- Born: 1929 Teyateyaneng, Lesotho, British Empire
- Died: 24 March 2024 (aged 94) Maseru, Lesotho

= Anna 'Matlelima Hlalele =

Life of Mosotho female politician

Anna 'Matlelima Hlalele (1929 – 24 March 2024) was a Mosotho politician who was an assistant government minister, who was considered to be the first female government minister in Lesotho.

==Biography==
Hlalele was born in Teyateyaneng, Lesotho in 1929, to the family of a factory worker. She first attended Randfontein Methodist School, graduating with a first-class pass and heading to Basutoland High School, where she earned a Cape Senior Certificate and became an assistant teacher. A three-year course at the University of Bristol followed, at the end of which she received a certificate in education. In 1961 she became a community development specialist in the Department of Local Government, transferring to the Department of Agriculture the next year and launching pilot nutrition programs; she also began a series of weekly programs on cleanliness, child care, and nutrition on Radio Lesotho. From 1969 to 1970 Hlalele was at the University of Ibadan studying food sciences and applied nutrition, returning to Lesotho to head the nutrition and home economics branches of the Ministry of Agriculture. She retired from the civil service in 1977 and established and led a home economics department at Maseru's Machabeng High School.

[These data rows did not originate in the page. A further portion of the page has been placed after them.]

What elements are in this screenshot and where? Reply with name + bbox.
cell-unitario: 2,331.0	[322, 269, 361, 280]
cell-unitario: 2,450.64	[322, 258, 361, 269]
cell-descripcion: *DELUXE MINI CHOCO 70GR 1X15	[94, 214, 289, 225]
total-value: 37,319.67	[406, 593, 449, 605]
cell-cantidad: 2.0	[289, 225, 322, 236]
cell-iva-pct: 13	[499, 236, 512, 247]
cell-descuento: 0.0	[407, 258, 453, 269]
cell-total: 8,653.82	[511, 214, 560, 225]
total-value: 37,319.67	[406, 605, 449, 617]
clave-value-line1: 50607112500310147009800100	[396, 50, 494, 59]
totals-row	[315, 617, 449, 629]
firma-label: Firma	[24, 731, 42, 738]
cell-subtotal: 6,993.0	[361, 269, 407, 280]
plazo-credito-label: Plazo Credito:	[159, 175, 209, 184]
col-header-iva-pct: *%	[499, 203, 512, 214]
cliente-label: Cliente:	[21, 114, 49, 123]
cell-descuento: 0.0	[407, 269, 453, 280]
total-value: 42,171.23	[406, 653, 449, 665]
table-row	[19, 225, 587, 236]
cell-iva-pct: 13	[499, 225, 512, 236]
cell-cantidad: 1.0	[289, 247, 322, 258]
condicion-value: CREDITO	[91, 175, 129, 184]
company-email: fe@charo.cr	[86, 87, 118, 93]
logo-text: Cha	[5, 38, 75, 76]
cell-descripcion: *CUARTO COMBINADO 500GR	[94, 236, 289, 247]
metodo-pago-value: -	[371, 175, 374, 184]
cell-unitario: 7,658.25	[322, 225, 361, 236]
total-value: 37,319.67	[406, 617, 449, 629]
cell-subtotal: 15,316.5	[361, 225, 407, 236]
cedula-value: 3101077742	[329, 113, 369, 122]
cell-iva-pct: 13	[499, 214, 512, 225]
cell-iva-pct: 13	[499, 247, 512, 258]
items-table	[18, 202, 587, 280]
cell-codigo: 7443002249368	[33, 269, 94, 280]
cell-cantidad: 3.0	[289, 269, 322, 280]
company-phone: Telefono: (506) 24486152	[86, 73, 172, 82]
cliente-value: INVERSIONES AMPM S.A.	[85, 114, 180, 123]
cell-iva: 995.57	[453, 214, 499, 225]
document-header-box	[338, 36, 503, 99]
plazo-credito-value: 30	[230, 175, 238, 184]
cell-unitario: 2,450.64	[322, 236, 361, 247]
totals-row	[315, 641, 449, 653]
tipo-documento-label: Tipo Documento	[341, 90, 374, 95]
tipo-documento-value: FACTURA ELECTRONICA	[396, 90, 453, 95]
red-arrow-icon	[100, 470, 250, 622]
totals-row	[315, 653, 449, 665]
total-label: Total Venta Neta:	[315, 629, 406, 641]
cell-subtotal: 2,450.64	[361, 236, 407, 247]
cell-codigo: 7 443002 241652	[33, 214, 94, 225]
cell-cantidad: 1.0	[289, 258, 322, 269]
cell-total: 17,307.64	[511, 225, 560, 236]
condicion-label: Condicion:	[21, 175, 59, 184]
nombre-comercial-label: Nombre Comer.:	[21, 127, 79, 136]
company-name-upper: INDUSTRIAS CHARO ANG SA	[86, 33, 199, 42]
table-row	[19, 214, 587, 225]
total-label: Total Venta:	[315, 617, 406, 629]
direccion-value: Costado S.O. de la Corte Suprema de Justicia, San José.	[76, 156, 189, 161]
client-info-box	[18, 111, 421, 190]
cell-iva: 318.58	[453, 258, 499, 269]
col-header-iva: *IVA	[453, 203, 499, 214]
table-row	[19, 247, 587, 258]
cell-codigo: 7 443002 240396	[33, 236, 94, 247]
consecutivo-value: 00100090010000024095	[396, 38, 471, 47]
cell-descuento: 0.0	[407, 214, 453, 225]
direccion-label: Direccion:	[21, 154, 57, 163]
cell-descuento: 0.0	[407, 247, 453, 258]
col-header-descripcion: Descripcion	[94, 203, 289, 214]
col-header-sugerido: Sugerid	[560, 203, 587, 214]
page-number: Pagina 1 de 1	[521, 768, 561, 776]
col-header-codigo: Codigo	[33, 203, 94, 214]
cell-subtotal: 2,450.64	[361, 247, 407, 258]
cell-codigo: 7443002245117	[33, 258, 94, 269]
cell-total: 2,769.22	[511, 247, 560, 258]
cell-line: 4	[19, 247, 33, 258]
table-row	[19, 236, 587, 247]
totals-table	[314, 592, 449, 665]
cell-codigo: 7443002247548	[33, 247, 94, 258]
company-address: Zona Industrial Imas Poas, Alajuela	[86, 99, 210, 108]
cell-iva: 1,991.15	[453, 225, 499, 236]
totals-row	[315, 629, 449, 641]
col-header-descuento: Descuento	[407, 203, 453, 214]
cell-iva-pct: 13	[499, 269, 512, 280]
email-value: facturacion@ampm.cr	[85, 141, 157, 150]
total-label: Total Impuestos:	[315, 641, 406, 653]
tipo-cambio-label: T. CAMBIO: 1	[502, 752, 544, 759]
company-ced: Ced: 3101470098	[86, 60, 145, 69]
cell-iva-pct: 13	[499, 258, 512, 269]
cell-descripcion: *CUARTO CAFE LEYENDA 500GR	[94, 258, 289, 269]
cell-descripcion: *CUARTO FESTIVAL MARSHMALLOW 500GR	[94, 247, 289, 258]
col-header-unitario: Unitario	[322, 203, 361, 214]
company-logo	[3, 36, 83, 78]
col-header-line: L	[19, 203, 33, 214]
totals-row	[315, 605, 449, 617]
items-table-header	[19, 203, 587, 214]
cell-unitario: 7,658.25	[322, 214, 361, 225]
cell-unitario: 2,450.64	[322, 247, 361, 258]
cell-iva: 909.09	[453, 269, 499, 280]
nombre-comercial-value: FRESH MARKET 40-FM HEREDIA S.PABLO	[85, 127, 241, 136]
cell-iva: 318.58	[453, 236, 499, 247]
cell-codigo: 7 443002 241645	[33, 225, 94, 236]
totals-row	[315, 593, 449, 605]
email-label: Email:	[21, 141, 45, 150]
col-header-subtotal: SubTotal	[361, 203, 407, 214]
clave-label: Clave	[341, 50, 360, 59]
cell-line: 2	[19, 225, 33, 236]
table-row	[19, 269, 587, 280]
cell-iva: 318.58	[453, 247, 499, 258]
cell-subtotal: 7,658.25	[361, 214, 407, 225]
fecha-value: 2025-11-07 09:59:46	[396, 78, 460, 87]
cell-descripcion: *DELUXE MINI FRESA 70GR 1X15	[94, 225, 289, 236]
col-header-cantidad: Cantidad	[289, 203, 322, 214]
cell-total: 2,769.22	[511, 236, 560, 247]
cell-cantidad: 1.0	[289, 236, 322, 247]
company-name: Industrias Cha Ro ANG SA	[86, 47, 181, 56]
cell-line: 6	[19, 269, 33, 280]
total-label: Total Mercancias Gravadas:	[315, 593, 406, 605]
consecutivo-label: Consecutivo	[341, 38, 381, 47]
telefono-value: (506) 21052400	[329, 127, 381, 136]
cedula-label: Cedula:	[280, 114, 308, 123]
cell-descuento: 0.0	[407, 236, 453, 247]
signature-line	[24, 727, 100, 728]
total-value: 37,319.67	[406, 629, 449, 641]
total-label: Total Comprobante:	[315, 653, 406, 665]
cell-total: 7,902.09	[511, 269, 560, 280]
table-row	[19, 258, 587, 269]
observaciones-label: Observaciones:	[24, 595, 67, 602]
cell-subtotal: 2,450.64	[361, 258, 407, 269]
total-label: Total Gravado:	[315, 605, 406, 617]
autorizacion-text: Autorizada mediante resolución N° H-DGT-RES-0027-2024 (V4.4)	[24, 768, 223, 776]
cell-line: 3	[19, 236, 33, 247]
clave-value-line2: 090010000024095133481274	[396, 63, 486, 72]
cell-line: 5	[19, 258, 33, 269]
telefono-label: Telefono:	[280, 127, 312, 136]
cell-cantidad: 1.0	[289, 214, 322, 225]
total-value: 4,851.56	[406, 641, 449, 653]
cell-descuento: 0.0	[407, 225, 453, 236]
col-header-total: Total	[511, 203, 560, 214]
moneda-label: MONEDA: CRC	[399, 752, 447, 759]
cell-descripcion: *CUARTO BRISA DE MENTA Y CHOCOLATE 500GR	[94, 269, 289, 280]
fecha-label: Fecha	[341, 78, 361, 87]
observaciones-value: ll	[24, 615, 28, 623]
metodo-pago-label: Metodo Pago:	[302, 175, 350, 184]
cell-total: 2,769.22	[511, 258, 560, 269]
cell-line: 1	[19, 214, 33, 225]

After the 1986 coup d'état that deposed Leabua Jonathan, Hlalele became the first woman to serve in a high-level position in the cabinet of Lesotho when she was appointed to the position of assistant minister of state in the Ministry of Cooperatives, Rural Development, Youth, Sports, and Women's Affairs; she described Bernice Tlalane Mohapeloa and 'Masechele Khaketla as her role models. She traveled to Beijing in this capacity in 1987. In 1989 she joined the board of Lesotho Opportunities Industrialization Center; in 1991 she became chair of the SOS Children's Village Board, working to open a local branch in Lesotho. In 1995 the group opened a Hermann Gmeiner School in Lithabeneng. In 2001 she retired as chair, and became the first southern African to receive the Save Our Souls Children's Villages Order of Merit; she has also received nearly every award possible from the government of Lesotho. She established the Maseru Women Senior Citizens Association in 1992, and in 2002 the group joined the World Assembly on Aging in developing a strategy to protect the welfare of seniors worldwide. She has also worked to inform the elderly about AIDS and other human rights issues.

Hlalele died from complications of a fall in Maseru, on 24 March 2024, at the age of 94.